The key, I think, is that is this isn't a SIFT question. It is a question about approximate nearest neighbor search. Like image matching this too is an open research problem. You can try googling "approximate nearest neighbor search" and see what type of methods are available. If you need exact results, try: "exact nearest neighbor search".

The performace of all these geometric data structures (such as kd-trees) degrade as the number of dimensions increase, so the key I think is that you may need to represent your SIFT descriptors in a lower number of dimensions (say 10-30 instead of 256-1024) to have really efficient nearest neighbor searches (use PCA for example).

Once you have this I think it will become secondary if the data is stored in MySQL or not.

其他推荐答案

I think speed is not the main issue here. The main issue is how to use the features to get the results you want.

If you want to categorize the images (e. g. person, car, house, cat), then the Pyramid Match kernel is definitely worth looking at. It is actually a histogram of the local feature descriptors, so there is no need to compare individual features to each other. There is also a class of algorithms known as the "bag of words", which try to cluster the local features to form a "visual vocabulary". Again, in this case once you have your "visual words" you do not need to compute distances between all pairs of SIFT descriptors, but instead determine which cluster each feature belongs to. On the other hand, if you want to get point correspondences between pairs of images, such as to decide whether one image is contained in another, or to compute the transformation between the images, then you do need to find the exact nearest neighbors.

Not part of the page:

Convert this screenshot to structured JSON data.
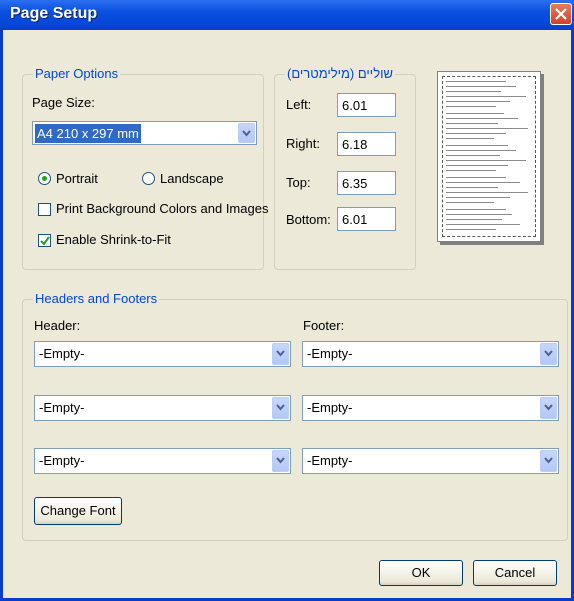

Also, there are local features other than SIFT. For example SURF are features similar to SIFT, but they are faster to extract, and they have been shown to perform better for certain tasks.

If all you want to do is to find duplicates, you can speed up your search considerably by using a global image descriptor, such as a color histogram, to prune out images that are obviously different. Comparing two color histograms is orders of magnitude faster than comparing two sets each containing hundreds of SIFT features. You can create a short list of candidates using color histograms, and then refine your search using SIFT.